Se si ricorda con tutti questi dettagli quel sorpasso e quella vittoria, è perché in Ungheria di sorpassi se ne vedono davvero abbastanza pochi. Ma nel 1989, altra eccezione. Il Mondiale è targato Williams e McLaren, e infatti Patrese e Senna le rappresentano conquistando rispettivamente la pole e il secondo posto al via. Ma dalla sesta fila scatta Nigel Mansell, con una Ferrari abbastanza moscia in qualifica: due secondi e due decimi rimediati dalla pole, anche se l'altra Rossa parte con Berger dalla sesta piazza grazie a un tempo di oltre mezzo secondo più veloce del compagno inglese. In gara, però, altra musica. Patrese domina: 52 giri indisturbato al comando finché la sua Williams inizia a fare le bizze e lo costringe a cedere il primo posto a Senna. Ma il vero spettacolo è dietro. Mansell è indemoniato: la sua Ferrari vola e gli consente sorpassi in tutti i punti del circuito, con traiettorie tutte sue e spesso al di là delle costrizioni di una pista lentissima e scivolosa. Al 57mo giro Nigel arriva come un tornado in scia alla McLaren di Senna. La avvicina all'inizio della lunga salita dietro i box, dove di solito i cavalli del turbo Honda costituiscono una garanzia assoluta.

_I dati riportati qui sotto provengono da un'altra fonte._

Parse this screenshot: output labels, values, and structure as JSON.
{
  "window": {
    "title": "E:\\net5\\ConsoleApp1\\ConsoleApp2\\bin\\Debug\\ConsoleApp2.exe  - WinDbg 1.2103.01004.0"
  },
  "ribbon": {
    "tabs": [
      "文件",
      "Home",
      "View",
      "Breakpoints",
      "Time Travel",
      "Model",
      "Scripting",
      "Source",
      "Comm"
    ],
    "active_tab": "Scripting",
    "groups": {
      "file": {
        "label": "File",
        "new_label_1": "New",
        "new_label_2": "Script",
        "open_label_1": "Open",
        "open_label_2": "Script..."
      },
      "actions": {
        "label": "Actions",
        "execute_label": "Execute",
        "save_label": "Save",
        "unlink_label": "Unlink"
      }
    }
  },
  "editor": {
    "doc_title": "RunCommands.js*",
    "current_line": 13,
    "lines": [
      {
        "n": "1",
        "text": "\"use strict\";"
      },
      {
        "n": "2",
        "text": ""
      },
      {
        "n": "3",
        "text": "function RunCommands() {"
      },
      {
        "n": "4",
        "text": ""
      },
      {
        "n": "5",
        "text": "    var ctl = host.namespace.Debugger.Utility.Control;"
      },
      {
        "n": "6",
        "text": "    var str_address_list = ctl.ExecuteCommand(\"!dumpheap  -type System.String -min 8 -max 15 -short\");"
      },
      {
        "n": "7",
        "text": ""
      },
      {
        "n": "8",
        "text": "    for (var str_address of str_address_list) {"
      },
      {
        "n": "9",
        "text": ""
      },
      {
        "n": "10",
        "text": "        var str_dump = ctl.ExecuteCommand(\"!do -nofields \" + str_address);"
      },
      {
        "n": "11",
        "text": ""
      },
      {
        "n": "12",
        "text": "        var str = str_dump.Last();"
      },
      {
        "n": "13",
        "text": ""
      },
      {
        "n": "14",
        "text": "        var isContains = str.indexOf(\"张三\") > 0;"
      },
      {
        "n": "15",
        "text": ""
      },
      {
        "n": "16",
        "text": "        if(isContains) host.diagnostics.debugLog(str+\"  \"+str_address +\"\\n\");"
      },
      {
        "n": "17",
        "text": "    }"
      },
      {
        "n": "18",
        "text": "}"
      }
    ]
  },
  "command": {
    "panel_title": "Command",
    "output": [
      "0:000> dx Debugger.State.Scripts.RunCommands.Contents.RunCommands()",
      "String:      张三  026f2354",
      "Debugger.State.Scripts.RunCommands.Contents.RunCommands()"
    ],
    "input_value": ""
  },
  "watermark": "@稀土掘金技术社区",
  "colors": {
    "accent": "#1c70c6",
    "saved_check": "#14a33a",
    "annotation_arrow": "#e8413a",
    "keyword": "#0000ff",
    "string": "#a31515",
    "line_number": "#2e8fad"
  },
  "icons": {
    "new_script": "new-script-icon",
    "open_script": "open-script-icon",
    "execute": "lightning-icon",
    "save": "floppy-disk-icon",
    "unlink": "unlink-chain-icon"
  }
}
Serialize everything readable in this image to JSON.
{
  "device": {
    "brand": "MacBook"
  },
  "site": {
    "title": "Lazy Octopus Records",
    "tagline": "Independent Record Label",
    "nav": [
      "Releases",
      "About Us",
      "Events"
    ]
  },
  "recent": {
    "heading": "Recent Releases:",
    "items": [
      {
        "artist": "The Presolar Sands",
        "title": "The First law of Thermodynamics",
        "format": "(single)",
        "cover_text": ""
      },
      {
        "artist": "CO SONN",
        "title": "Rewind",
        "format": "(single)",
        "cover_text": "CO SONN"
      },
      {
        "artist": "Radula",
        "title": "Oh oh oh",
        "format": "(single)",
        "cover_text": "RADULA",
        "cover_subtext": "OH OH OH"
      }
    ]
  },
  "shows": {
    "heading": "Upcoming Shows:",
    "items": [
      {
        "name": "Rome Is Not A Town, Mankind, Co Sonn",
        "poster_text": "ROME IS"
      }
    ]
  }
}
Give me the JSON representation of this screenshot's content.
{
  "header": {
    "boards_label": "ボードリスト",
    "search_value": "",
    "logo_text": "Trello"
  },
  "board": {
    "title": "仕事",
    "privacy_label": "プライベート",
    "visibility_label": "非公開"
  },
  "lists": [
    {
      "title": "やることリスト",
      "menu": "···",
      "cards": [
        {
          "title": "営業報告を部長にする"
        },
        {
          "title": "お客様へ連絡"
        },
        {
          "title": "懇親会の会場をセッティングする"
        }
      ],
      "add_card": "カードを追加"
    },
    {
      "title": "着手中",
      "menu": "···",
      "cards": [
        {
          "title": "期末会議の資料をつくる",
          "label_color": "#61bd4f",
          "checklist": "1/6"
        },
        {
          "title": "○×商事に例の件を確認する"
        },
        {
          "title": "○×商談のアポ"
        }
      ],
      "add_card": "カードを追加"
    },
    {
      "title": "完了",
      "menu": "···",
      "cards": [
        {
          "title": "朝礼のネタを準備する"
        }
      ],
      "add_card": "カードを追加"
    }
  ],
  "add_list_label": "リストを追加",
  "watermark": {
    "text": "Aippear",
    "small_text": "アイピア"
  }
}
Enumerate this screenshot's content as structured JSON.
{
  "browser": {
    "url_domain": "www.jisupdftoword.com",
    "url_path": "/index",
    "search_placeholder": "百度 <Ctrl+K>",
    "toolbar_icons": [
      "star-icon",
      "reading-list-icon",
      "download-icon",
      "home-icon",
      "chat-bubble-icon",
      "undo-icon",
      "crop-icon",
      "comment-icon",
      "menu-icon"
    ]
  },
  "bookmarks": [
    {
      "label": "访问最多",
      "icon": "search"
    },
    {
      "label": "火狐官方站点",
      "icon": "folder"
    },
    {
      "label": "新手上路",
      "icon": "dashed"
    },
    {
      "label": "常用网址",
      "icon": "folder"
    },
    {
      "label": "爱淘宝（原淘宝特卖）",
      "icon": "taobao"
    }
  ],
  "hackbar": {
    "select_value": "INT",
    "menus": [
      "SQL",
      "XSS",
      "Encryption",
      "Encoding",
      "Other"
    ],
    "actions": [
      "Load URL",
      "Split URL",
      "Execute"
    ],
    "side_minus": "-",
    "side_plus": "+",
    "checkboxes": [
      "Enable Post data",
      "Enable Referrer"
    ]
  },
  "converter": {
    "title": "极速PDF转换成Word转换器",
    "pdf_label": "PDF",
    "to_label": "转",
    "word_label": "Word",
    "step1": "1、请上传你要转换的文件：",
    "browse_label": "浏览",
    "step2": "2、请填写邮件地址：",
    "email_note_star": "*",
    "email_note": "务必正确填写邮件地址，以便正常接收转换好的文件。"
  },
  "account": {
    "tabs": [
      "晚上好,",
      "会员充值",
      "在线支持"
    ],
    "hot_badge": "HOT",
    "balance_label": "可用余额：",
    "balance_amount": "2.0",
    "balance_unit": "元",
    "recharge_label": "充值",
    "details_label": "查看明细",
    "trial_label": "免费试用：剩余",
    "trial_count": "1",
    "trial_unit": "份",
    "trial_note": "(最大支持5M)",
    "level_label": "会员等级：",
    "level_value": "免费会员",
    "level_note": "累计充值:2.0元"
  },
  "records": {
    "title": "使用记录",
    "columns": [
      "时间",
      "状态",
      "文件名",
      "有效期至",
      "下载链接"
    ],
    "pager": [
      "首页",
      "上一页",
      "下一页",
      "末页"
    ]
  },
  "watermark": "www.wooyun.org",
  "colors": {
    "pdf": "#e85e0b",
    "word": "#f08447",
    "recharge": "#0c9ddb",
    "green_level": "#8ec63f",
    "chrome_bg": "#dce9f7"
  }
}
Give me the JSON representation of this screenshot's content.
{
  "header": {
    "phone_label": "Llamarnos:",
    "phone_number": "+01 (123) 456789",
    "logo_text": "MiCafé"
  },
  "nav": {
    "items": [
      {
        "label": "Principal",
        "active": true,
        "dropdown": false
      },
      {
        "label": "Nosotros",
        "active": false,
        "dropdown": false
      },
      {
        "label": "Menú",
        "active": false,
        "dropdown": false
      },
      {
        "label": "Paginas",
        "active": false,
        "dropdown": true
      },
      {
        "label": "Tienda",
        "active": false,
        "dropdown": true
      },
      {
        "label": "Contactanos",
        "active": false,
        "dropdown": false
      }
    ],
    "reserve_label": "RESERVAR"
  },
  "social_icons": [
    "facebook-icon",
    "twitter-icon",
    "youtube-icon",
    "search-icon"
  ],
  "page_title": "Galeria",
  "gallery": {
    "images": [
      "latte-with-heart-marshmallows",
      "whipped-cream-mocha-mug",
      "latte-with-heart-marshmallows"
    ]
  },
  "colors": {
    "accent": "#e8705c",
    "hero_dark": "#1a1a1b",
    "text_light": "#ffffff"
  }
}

Ma la Ferrari vola. Quando Senna se le vede grande negli specchietti, è già troppo tardi. Tenta la mossa disperata di sfruttare in salita anche la scia della Onyx di Stefan Johansson in odore di doppiaggio. Mansell intuisce e si piazza a mezzo metro dalla ruota posteriore destra della McLaren, che quando raggiunge la Onyx scopre di non avere più spazio per buttarsi a destra ed è costretta a mollare il gas per evitare il tamponamento.
Il resto è delirio rosso. Mansell sfila e va vincere con quasi mezzo minuto di vantaggio. Al muretto Ferrari non ci si capacita di una vittoria quasi epica: la più insperata. Quando Mansell scende dal podio con la coppa il team e soprattutto il direttore sportivo Cesare Fiorio lo travolgono in un abbraccio al limite del soffocamento.